学部時代の研究室のプロジェクトでたまに森に入ることはあったが、野ウサギを観測したことはなかった。(山ビルの方がはるかに遭遇する..)
野ウサギは日本全体で数を減らしていると言われており、せっかく筑波に来たんだから観察してみよーとこの1ヶ月くらい取り組んでみた。
そもそも野ウサギとは?
ノウサギ(Hares)はアナウサギ(Rabbits)と全く異なった生態を持つ。
姿形もかなり異なっており、すぐにどちらの種類か分かる。
アナウサギと異なり、ノウサギの観察は難しい。アナウサギの行動範囲は巣穴からせいぜい150m程度であるらしい。一方のノウサギはそれよりも広い範囲を行動する。まず見つけるのが難しい。
そして、野ウサギは危険を感じたときに時速50km程度でダッシュする。観測時に物音を立てるだけで一瞬で視界から居なくなってしまう。
そんなノウサギでもある程度観察の方法が分かってきたので紹介する。
観察場所
一口に筑波大学と言っても、どうやら野ウサギの生息域は限られているらしい。私が観察対象としているのは春日地区の野ウサギだ。他のラボ面から話を聞くに、春日地区にしかいないという説もあるらしい。
春日地区の道は自転車乗り入れ不可の広場(赤い部分)と、裏道によって構成されている。この裏道部分のほぼ全ての場所で野ウサギを観測することができる。ただしこの場所は夏にスズメバチの巣窟になるため、夏季の観測はあまりお勧めできない。
観察時間
野ウサギは夜行性である。そのため、昼間はほとんど姿を見せない。キャンパスの人通りもほぼない、日付の変わるくらいの時間帯が最も観測しやすい。
観察方法
野ウサギは自然界で食物連鎖の下位に位置し、警戒心が極めて強い。ちょっとした物音を立てるだけであっという間に逃げてしまう。そのため、音を立てないことが肝心である。
そして、ノウサギを観察する最大のコツは、うさぎがこちらに気づくよりも先に、ノウサギの存在に気づくことである。厳密には、近づいている段階でちょっとした物音が立ってしまい、ウサギたちは最初の警戒態勢に入っている。この時点では、ウサギたちは自分の存在が人間にバレていないと思っており、じっとして物音を立てなければ気づかれないと思っている。
この最初の警戒態勢の間は、ウサギにある程度近づくことができる。逆に、このウサギがまだじっとしていられると思っている間にウサギの存在に気づかず、不用意に近づいてしまうと、あっという間に逃げられてしまう。そのため、ノウサギの観察では少しでもウサ耳のシルエットが見えたら、極力音を立てない歩き方に変える必要がある。

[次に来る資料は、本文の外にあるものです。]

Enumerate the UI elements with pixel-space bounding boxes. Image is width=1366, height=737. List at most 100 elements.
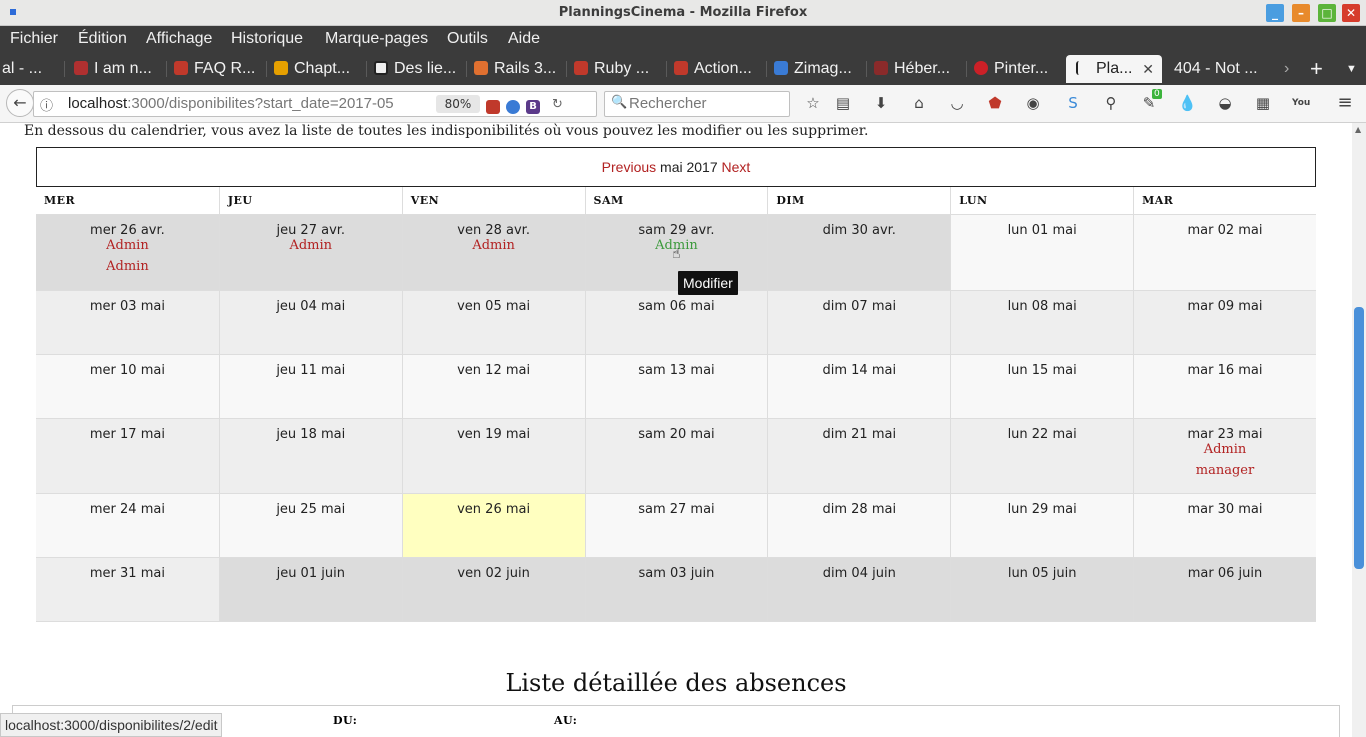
new-tab-button[interactable]: + <box>1310 55 1330 83</box>
menu-historique[interactable]: Historique <box>231 30 303 48</box>
absence-link[interactable]: Admin <box>36 238 219 253</box>
tab-favicon <box>874 61 888 75</box>
maximize-button[interactable]: □ <box>1318 4 1336 22</box>
restore-button[interactable]: – <box>1292 4 1310 22</box>
grid-icon[interactable]: ▦ <box>1254 94 1272 112</box>
drop-icon[interactable]: 💧 <box>1178 94 1197 112</box>
zoom-indicator[interactable]: 80% <box>436 95 480 113</box>
absence-link[interactable]: manager <box>1134 463 1316 478</box>
colorpicker-icon[interactable]: ◉ <box>1024 94 1042 112</box>
tab-4[interactable]: Des lie... <box>374 55 464 83</box>
scrollbar-thumb[interactable] <box>1354 307 1364 569</box>
rails-ext-icon[interactable] <box>486 100 500 114</box>
calendar-day: dim 28 mai <box>767 494 951 557</box>
weekday-header: MER <box>44 194 76 207</box>
intro-text: En dessous du calendrier, vous avez la l… <box>24 123 869 139</box>
tab-scroll-right-icon[interactable]: › <box>1284 55 1298 83</box>
s-ext-icon[interactable]: S <box>1064 94 1082 112</box>
url-text[interactable]: localhost:3000/disponibilites?start_date… <box>68 95 438 112</box>
menu-fichier[interactable]: Fichier <box>10 30 58 48</box>
home-icon[interactable]: ⌂ <box>910 94 928 112</box>
day-label: mar 30 mai <box>1187 502 1263 517</box>
minimize-button[interactable]: _ <box>1266 4 1284 22</box>
day-label: lun 05 juin <box>1007 566 1077 581</box>
back-button[interactable]: ← <box>6 89 34 117</box>
tab-label: Pinter... <box>994 60 1049 77</box>
wand-icon[interactable]: ⚲ <box>1102 94 1120 112</box>
previous-month-link[interactable]: Previous <box>602 159 656 175</box>
tab-label: Ruby ... <box>594 60 650 77</box>
tab-6[interactable]: Ruby ... <box>574 55 664 83</box>
menu-affichage[interactable]: Affichage <box>146 30 212 48</box>
ublock-icon[interactable]: ⬟ <box>986 94 1004 112</box>
tab-3[interactable]: Chapt... <box>274 55 362 83</box>
day-label: lun 15 mai <box>1007 363 1077 378</box>
current-month: mai 2017 <box>660 159 718 175</box>
absence-link[interactable]: Admin <box>403 238 585 253</box>
menu-outils[interactable]: Outils <box>447 30 488 48</box>
day-label: sam 13 mai <box>638 363 715 378</box>
tab-active[interactable]: Pla... ✕ <box>1066 55 1162 83</box>
tab-2[interactable]: FAQ R... <box>174 55 262 83</box>
day-label: sam 27 mai <box>638 502 715 517</box>
calendar-day: lun 01 mai <box>950 215 1134 290</box>
menu-edition[interactable]: Édition <box>78 30 127 48</box>
absence-link[interactable]: Admin <box>36 259 219 274</box>
day-label: mer 17 mai <box>89 427 165 442</box>
reader-list-icon[interactable]: ▤ <box>834 94 852 112</box>
calendar-day: mer 31 mai <box>36 558 219 621</box>
calendar-day: ven 02 juin <box>401 558 585 621</box>
calendar-day: dim 30 avr. <box>767 215 951 290</box>
day-label: ven 26 mai <box>457 502 531 517</box>
calendar-day: lun 22 mai <box>950 419 1134 493</box>
tab-favicon <box>674 61 688 75</box>
download-icon[interactable]: ⬇ <box>872 94 890 112</box>
bootstrap-ext-icon[interactable]: B <box>526 100 540 114</box>
calendar-day: jeu 11 mai <box>218 355 402 418</box>
tab-0[interactable]: al - ... <box>2 55 60 83</box>
absence-link[interactable]: Admin <box>1134 442 1316 457</box>
tab-close-icon[interactable]: ✕ <box>1142 55 1154 83</box>
calendar-day: mar 02 mai <box>1133 215 1316 290</box>
info-icon[interactable]: ⓘ <box>40 95 53 114</box>
tab-label: Zimag... <box>794 60 852 77</box>
tab-8[interactable]: Zimag... <box>774 55 864 83</box>
calendar-week-row: mer 10 mai jeu 11 mai ven 12 mai sam 13 mai… <box>36 355 1316 419</box>
tab-12[interactable]: 404 - Not ... <box>1174 55 1274 83</box>
tab-1[interactable]: I am n... <box>74 55 164 83</box>
close-window-button[interactable]: ✕ <box>1342 4 1360 22</box>
pocket-icon[interactable]: ◡ <box>948 94 966 112</box>
day-label: jeu 01 juin <box>276 566 345 581</box>
url-bar[interactable]: ⓘ localhost:3000/disponibilites?start_da… <box>33 91 597 117</box>
navigation-bar: ← ⓘ localhost:3000/disponibilites?start_… <box>0 85 1366 123</box>
page-scrollbar[interactable]: ▲ <box>1352 123 1366 737</box>
tab-label: I am n... <box>94 60 152 77</box>
day-label: jeu 25 mai <box>276 502 346 517</box>
reload-icon[interactable]: ↻ <box>552 97 566 112</box>
menu-aide[interactable]: Aide <box>508 30 540 48</box>
hamburger-menu-icon[interactable]: ≡ <box>1336 94 1354 112</box>
window-title: PlanningsCinema - Mozilla Firefox <box>558 5 808 20</box>
day-label: lun 01 mai <box>1007 223 1077 238</box>
menu-marque-pages[interactable]: Marque-pages <box>325 30 428 48</box>
absence-link[interactable]: Admin <box>220 238 402 253</box>
scroll-up-icon[interactable]: ▲ <box>1355 125 1361 134</box>
day-label: sam 29 avr. <box>638 223 715 238</box>
tab-10[interactable]: Pinter... <box>974 55 1064 83</box>
youtube-icon[interactable]: You <box>1292 94 1310 112</box>
tab-list-icon[interactable]: ▼ <box>1346 55 1360 83</box>
incognito-icon[interactable]: ◒ <box>1216 94 1234 112</box>
tab-9[interactable]: Héber... <box>874 55 964 83</box>
weekday-header: MAR <box>1133 187 1316 214</box>
tab-5[interactable]: Rails 3... <box>474 55 564 83</box>
day-label: lun 29 mai <box>1007 502 1077 517</box>
next-month-link[interactable]: Next <box>722 159 751 175</box>
tab-7[interactable]: Action... <box>674 55 764 83</box>
search-box[interactable]: 🔍 Rechercher <box>604 91 790 117</box>
day-label: lun 08 mai <box>1007 299 1077 314</box>
calendar-day: mar 23 mai Admin manager <box>1133 419 1316 493</box>
ext-badge: 0 <box>1152 89 1162 99</box>
bookmark-star-icon[interactable]: ☆ <box>804 94 822 112</box>
calendar-week-row: mer 24 mai jeu 25 mai ven 26 mai sam 27 mai… <box>36 494 1316 558</box>
wifi-ext-icon[interactable] <box>506 100 520 114</box>
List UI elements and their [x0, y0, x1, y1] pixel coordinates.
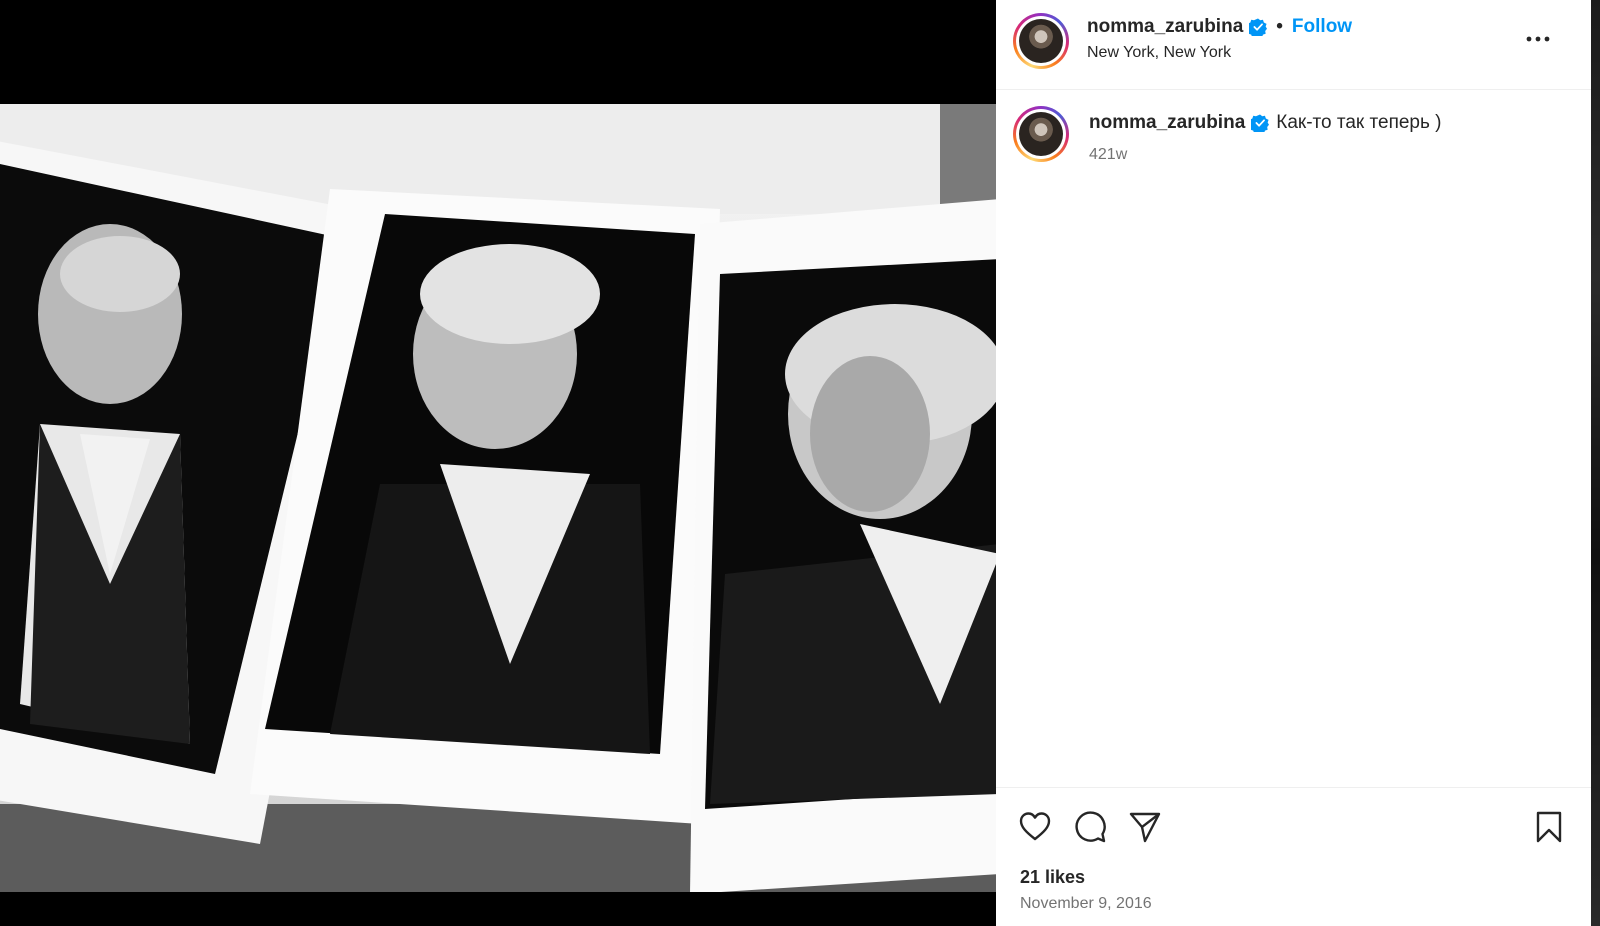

この方法を使うことで1日に0~1匹、多い時には3匹を目にすることができる。
個体の識別
これもラボ面から聞いた話だが、ここのうさぎは3匹いると言われているらしい。多分これはここに生息している野うさぎの最小値である。私の見立てでは少なくとも4匹存在している。
これは今年の4月に撮影したノウサギである。かなりノウサギらしいフォルムで、アナウサギよりガタイが良い。
ところが最近(11-12月)、ひとまわり小さいうさぎを目にするようになった。
大きめの個体も相変わらず生息しているので、もしかしたら新しく生まれた個体なのかも..?と思っている。
(そもそも外見的には見分けが全くつかない)
個体の識別方法はシンプルで、外見と近づける距離である。大きめの個体は警戒心が強く、こちらがちょっと近づいただけでも爆速で逃げていく。
小さめの個体は、こちらが近づいてもまだ草を食べているような時が多い。さらに小さい個体感でも警戒心に差があり、ちょっとしか逃げずにまた草を食べ始める個体と、かなりの距離近づかれたら全力で茂みまで逃げる個体がいる。前者の個体の場合、数分程度の動画撮影を行うことも可能だ。
まとめ
とにかくノウサギを見たければ、日付が変わるくらいに春日キャンパスにいれば良い。関係者以外立ち入り禁止な上、この時間帯はICカードがないと建物に入れないので、観察する場合はぜひ筑波大学に入学することをお勧めする。